Storing and processing data efficiently is an integral part of successful data-driven applications. An efficient and scalable way to store big data is by using object stores of public cloud providers like ABS, S3 or GCS. These storages come with downsides attached which make the management of tabular data distributed over many objects not a trivial task.
Kartothek is a recently open sourced Python library we develop and use at Blue Yonder – JDA Software to manage tabular data in cloud object stores. It is built on Apache Arrow, Apache Parquet and is powered by Dask. It’s specification is compatible with the de-facto standard storage layouts used by other big data processing tools like Apache Spark and Hive but offers a native, seamless integration into the Python ecosystem.

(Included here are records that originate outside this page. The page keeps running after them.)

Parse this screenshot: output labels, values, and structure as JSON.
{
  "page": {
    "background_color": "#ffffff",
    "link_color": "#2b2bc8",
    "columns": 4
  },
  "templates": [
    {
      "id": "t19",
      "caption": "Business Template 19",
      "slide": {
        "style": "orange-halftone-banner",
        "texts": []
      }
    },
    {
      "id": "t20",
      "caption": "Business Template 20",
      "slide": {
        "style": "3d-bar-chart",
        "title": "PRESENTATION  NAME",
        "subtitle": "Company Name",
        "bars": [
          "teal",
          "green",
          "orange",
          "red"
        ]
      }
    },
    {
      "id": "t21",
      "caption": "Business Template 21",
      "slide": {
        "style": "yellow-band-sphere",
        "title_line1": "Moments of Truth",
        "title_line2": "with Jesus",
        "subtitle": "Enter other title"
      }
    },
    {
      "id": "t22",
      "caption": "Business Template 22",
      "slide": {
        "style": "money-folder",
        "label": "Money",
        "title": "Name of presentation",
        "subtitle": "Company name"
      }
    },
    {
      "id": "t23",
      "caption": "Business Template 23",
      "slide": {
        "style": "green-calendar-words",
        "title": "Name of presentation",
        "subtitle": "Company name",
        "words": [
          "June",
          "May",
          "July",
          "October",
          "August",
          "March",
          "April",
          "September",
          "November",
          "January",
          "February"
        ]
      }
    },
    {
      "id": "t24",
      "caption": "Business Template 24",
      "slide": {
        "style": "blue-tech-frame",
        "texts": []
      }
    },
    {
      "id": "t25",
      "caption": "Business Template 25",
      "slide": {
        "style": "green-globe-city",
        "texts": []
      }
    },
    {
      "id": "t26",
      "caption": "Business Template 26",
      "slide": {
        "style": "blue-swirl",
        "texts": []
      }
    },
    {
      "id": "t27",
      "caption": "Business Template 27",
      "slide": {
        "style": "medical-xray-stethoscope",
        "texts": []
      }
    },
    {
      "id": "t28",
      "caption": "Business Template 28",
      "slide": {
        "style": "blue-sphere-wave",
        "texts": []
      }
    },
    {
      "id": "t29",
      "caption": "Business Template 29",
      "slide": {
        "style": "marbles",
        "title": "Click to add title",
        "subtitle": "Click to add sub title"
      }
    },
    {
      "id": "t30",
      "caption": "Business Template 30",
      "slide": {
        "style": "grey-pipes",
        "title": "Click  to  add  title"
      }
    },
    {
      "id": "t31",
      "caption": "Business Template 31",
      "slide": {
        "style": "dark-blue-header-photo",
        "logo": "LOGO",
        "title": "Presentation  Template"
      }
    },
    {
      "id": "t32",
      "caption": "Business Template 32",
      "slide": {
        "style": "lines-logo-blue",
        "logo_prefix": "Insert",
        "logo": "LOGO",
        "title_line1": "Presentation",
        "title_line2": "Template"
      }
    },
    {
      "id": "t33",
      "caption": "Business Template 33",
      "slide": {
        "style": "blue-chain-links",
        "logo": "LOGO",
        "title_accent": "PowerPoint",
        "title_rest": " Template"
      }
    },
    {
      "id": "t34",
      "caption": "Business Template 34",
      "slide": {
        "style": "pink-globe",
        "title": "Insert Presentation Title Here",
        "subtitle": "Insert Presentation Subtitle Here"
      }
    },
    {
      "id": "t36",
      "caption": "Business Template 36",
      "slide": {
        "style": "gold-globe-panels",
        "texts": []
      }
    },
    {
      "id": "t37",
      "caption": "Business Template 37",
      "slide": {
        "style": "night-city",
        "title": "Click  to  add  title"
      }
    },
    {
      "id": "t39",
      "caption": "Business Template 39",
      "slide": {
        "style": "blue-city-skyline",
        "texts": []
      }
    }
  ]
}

What Kartothek offers, includes:
- Consistent dataset state at all times.
- Add or remove files with an atomic operation.
- Read without any locking mechanisms.
- Strongly typed and enforced table schemas using Apache Arrow.
O(1)remote storage calls to plan job dispatching.
- Inverted indices for fast and efficient querying.
- Integrated predicate pushdown on row group level using Apache Parquet.
- Seamless integration to pandas, Dask and the Python ecosystem.
At the end of this talk, I want you to leave with the knowledge about what the struggles in modern big data storage are and how to deal with them.
Affiliation: Blue Yonder - JDA Software
Florian Jetter started his career at Blue Yonder – JDA Software by building and running machine learning models. Eventually, he got frustrated by slow and inefficient data pipelines and built libraries and tools to support his fellow Data Scientists and Data Engineers. His focus quickly shifted from machine learning to data engineering and he leverages the knowledge of both worlds to build a reliable data platform.